Follow us through the emergency delivery of our 29 week, 2 pound son, Gray, onto a challenging 54 day NICU stay and beyond.

Why?


Why am I doing this you ask?

Well, for several reasons...

First and foremost, as I stated in "The Goal", I want to help others like me, like us.  When we were in the NICU, I had questions.  I wanted somebody I could relate to.  I wanted someone who had been there and understood.  I was able to find it in a few other preemie mamas.  Now, I want to give that to others.  Whenever I hear of other moms and dads who find themselves in the NICU, my heart goes out to them. I have such empathy for them.  I just want to help make a tough situation a little bit better and a little bit easier.

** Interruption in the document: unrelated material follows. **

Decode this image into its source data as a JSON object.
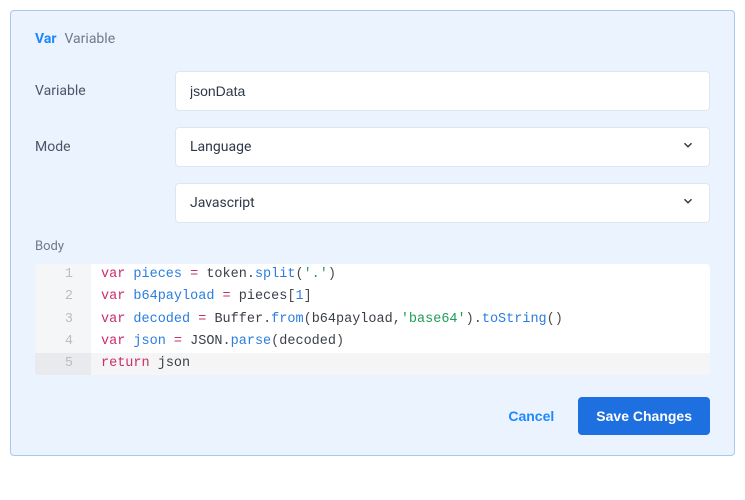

Second - I'm proud of my story and I want to share it.  It didn't go the way I planned it but that's OK.  I have learned and am continuing to learn to accept the things that come my way and make the best of them.  My story is a success.  It's different and unique and special and most of all it's mine.

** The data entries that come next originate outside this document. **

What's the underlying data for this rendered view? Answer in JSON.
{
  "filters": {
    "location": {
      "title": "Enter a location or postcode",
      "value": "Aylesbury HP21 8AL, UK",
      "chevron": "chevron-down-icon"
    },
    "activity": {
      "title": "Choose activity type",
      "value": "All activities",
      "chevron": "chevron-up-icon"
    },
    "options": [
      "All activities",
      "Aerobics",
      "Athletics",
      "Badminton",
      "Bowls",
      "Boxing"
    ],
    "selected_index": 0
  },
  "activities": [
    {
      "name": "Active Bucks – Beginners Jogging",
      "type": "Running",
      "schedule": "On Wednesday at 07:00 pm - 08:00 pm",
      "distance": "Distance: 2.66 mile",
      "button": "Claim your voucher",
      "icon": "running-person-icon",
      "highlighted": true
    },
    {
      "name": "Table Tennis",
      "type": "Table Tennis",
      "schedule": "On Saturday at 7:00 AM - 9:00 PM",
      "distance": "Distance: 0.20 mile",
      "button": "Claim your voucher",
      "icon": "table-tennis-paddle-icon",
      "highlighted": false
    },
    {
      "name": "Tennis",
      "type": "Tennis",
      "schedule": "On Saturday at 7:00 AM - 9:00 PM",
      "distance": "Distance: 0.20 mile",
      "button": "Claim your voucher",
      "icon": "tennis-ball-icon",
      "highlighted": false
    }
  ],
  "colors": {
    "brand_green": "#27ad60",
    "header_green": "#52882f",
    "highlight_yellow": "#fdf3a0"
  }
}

Third - I want to give perspective.  Perspective to myself and to others.  Sometimes we forget that things could be worse and we don't appreciate what we have.  Remembering where I have been and what I have come through gives me perspective and I hope it gives others a good perspective too.

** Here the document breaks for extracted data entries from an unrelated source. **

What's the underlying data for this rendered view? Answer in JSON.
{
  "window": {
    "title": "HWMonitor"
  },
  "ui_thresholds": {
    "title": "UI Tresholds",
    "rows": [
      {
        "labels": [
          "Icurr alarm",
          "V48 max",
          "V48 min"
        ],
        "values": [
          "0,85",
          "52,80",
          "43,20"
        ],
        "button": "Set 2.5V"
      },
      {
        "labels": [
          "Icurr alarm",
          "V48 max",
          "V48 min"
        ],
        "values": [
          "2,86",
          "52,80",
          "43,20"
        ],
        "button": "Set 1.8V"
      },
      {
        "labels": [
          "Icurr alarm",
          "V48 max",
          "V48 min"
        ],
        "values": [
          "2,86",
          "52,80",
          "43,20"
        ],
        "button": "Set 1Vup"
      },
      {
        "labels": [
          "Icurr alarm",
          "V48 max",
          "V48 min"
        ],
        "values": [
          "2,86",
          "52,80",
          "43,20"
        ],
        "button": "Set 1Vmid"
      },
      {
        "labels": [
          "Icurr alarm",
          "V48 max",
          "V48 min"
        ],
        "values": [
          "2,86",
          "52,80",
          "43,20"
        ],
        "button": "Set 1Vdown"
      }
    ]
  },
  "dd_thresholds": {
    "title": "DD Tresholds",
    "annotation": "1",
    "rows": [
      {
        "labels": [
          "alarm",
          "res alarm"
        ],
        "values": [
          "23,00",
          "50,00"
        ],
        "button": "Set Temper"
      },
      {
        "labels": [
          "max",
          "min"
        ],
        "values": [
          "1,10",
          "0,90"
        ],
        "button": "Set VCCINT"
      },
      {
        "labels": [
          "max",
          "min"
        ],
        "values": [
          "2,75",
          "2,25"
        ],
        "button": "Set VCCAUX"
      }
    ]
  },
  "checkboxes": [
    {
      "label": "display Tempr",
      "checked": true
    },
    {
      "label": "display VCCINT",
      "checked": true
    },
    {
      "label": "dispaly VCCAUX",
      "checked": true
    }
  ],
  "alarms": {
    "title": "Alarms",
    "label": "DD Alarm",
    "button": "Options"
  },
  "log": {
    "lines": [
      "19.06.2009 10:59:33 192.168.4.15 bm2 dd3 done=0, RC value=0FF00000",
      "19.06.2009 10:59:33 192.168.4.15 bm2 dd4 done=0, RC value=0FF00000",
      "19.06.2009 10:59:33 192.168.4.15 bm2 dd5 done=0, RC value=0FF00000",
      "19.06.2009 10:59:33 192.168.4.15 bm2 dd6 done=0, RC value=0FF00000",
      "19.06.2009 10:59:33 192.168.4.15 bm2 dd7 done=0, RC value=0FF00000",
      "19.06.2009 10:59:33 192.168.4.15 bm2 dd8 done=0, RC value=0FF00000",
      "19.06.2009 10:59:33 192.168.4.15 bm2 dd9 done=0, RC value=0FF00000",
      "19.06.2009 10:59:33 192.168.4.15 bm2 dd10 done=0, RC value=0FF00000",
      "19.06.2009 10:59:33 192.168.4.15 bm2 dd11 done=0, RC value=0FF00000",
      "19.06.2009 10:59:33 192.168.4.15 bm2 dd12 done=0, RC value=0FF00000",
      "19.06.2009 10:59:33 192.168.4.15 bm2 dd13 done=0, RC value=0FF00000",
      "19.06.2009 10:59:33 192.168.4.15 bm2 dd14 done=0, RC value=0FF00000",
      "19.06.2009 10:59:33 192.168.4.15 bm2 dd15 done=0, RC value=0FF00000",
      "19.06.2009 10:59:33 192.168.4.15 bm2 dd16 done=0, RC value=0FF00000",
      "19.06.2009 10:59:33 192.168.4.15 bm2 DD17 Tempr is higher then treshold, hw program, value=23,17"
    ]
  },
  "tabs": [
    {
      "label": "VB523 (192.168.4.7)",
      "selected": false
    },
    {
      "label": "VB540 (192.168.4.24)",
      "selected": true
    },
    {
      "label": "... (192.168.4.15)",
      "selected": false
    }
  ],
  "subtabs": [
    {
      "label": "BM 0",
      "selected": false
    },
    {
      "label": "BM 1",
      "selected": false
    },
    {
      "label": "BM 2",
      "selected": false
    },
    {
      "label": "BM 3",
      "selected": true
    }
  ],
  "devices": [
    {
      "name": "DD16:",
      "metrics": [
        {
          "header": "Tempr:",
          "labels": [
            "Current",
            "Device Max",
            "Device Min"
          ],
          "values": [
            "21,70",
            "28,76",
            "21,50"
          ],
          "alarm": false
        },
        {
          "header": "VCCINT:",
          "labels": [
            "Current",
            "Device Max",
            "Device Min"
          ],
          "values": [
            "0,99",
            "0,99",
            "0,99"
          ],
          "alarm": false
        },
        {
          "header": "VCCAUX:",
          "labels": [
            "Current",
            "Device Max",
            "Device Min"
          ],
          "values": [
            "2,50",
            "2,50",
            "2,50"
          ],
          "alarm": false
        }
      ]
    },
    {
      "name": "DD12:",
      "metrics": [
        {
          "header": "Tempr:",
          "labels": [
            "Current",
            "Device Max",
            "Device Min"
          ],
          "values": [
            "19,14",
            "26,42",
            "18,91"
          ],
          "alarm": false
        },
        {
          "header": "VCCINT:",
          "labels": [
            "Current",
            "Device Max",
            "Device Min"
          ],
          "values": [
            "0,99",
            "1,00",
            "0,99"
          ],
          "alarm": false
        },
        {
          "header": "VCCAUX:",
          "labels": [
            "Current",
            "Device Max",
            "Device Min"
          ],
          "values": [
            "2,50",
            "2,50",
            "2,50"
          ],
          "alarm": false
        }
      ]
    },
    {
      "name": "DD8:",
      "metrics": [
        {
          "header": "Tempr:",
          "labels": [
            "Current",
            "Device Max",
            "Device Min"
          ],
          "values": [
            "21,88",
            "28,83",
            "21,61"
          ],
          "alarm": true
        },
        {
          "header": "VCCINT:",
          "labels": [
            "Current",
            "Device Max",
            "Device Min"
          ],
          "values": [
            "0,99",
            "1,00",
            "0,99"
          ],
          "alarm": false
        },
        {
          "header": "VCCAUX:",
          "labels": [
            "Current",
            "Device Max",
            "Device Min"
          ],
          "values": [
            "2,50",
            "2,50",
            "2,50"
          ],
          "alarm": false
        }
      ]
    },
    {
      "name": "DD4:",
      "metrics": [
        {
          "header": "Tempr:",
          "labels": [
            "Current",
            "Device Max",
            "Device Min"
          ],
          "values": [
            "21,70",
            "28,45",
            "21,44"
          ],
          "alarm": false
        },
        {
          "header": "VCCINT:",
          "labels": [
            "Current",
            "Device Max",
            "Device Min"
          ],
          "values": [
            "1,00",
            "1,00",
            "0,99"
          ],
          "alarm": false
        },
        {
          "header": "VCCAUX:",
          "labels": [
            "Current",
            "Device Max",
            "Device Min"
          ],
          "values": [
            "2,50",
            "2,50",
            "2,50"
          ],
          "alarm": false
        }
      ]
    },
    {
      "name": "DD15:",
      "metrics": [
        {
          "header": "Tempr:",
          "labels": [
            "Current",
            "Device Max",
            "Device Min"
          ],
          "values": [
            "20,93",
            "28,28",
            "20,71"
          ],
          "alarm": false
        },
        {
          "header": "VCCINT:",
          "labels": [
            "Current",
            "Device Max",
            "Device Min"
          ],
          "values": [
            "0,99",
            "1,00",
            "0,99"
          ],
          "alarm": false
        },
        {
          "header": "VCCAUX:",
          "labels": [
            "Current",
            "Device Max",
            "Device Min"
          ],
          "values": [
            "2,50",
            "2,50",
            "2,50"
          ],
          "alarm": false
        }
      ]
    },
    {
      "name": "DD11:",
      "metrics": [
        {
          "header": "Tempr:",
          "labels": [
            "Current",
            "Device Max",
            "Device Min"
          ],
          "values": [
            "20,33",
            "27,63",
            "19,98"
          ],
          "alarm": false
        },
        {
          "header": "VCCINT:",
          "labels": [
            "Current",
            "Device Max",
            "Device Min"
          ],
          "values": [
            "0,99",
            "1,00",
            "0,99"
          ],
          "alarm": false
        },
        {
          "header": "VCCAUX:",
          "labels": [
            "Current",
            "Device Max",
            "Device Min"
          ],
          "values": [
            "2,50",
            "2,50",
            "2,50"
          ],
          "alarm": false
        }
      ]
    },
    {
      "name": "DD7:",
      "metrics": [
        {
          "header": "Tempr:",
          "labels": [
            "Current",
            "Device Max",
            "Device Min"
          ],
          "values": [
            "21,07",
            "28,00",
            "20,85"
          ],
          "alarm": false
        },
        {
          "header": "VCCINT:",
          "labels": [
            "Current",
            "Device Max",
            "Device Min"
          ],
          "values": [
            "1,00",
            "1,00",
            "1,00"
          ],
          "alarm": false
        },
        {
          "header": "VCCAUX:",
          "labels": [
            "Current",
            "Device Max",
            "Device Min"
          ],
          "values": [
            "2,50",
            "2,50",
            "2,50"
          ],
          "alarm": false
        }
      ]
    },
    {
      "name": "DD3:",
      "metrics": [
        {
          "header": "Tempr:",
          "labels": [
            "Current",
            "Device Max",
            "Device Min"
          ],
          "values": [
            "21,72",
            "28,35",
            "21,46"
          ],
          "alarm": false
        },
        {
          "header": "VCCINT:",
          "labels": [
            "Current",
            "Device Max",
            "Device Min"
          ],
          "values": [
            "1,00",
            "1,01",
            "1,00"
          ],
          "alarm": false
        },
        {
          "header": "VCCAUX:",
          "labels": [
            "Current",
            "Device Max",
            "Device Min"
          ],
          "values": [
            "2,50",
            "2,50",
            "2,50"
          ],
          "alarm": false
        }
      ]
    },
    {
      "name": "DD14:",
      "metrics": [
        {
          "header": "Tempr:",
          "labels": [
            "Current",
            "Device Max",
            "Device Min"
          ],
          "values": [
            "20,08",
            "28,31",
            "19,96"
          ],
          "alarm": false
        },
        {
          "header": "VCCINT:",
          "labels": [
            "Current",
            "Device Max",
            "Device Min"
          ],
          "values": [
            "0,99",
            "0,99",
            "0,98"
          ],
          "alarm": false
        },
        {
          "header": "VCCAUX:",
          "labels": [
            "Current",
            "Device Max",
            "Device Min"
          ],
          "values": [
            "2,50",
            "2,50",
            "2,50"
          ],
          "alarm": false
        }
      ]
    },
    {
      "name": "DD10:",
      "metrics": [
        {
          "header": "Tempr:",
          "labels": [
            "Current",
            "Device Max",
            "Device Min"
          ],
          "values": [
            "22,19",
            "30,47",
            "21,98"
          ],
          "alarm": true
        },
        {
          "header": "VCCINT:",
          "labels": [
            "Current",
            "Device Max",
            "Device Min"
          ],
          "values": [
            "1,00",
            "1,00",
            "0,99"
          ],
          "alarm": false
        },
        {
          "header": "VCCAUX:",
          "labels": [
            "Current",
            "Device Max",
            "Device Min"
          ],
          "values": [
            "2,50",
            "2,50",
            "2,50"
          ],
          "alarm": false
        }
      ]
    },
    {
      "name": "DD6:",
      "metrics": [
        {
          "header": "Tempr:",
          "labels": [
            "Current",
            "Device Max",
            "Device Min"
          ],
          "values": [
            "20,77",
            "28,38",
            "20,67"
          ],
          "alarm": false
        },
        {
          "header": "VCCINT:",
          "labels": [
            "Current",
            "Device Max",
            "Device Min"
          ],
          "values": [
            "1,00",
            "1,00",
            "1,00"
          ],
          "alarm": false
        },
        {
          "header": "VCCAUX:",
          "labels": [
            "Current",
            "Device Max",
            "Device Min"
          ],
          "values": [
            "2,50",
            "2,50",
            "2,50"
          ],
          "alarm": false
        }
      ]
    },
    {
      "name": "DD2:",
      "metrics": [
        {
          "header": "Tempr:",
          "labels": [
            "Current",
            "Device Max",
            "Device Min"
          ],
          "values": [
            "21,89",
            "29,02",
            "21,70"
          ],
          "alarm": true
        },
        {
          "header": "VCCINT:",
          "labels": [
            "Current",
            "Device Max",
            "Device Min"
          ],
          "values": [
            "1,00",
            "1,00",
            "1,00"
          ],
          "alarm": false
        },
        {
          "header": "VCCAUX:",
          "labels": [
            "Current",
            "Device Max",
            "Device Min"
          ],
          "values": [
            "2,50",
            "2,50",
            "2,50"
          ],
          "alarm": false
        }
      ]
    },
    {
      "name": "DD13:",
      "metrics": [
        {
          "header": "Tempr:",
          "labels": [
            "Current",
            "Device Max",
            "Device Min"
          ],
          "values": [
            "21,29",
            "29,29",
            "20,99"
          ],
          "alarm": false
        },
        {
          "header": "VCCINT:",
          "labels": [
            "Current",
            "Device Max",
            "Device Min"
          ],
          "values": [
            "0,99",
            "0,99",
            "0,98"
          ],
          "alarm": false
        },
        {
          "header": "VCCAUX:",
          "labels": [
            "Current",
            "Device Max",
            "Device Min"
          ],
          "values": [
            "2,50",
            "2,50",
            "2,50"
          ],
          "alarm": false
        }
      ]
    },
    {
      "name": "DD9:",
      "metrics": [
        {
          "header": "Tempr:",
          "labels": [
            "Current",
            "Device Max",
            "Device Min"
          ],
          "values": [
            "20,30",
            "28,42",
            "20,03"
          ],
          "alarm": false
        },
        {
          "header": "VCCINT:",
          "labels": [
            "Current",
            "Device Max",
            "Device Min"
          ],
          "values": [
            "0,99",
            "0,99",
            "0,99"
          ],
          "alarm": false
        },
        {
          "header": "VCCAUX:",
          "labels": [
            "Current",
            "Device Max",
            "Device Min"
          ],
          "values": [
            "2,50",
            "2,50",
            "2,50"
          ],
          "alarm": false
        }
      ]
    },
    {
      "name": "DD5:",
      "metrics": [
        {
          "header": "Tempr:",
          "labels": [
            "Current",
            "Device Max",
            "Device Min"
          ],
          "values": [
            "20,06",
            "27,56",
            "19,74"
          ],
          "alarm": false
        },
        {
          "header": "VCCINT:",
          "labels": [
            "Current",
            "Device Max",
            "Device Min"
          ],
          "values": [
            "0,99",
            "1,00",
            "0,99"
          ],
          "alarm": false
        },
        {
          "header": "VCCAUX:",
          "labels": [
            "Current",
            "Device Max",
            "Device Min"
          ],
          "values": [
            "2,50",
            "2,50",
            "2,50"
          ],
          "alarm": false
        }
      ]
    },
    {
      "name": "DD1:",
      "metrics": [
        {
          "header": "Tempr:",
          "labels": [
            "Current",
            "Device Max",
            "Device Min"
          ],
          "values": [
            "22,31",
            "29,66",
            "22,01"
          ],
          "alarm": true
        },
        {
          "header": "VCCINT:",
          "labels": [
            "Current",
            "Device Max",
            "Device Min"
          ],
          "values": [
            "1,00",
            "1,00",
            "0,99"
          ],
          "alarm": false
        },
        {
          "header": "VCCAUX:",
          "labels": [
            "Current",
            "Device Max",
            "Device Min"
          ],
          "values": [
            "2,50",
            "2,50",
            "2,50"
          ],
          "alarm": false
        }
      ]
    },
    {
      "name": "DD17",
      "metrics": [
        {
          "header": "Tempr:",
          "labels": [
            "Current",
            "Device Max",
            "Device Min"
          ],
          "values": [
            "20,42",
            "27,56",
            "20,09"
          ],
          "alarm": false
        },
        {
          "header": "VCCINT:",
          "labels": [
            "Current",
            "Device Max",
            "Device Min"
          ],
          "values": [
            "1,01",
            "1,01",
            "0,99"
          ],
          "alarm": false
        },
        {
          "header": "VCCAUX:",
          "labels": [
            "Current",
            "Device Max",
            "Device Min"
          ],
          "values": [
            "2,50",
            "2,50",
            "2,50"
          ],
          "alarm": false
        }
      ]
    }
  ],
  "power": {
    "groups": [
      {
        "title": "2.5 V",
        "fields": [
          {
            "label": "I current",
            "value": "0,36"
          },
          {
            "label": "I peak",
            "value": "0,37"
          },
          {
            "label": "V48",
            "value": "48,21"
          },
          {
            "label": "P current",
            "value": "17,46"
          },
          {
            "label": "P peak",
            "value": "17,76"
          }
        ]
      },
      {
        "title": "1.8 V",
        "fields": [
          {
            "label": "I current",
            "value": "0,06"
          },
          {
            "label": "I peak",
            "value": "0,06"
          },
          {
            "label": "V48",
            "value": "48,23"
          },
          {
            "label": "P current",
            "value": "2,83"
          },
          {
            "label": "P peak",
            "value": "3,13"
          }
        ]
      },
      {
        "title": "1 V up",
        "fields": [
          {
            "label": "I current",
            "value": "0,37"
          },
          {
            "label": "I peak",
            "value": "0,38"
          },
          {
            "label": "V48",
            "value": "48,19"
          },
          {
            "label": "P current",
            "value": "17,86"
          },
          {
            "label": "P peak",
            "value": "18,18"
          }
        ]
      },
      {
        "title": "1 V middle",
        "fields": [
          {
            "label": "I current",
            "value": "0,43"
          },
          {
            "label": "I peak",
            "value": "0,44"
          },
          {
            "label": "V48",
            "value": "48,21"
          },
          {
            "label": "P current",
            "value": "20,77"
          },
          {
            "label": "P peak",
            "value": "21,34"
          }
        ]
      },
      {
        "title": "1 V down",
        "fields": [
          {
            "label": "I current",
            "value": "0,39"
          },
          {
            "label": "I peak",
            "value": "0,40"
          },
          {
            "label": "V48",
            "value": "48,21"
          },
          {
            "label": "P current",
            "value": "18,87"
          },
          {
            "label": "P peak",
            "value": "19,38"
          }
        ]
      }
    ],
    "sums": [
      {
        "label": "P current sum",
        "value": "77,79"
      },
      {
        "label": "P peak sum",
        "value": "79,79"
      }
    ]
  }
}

Forth - I want to remember all the things i thought and felt and went through and I want Gray to know his story.

And lastly, this may help others, but it's helping me too.  The more I write, the more I talk, the more I get things out the better and more positive I feel.

On the other hand, I am NOT looking for pity or sympathy.  Yep, things were tough, I'll be the first to admit it, but it was special and wonderful and great too.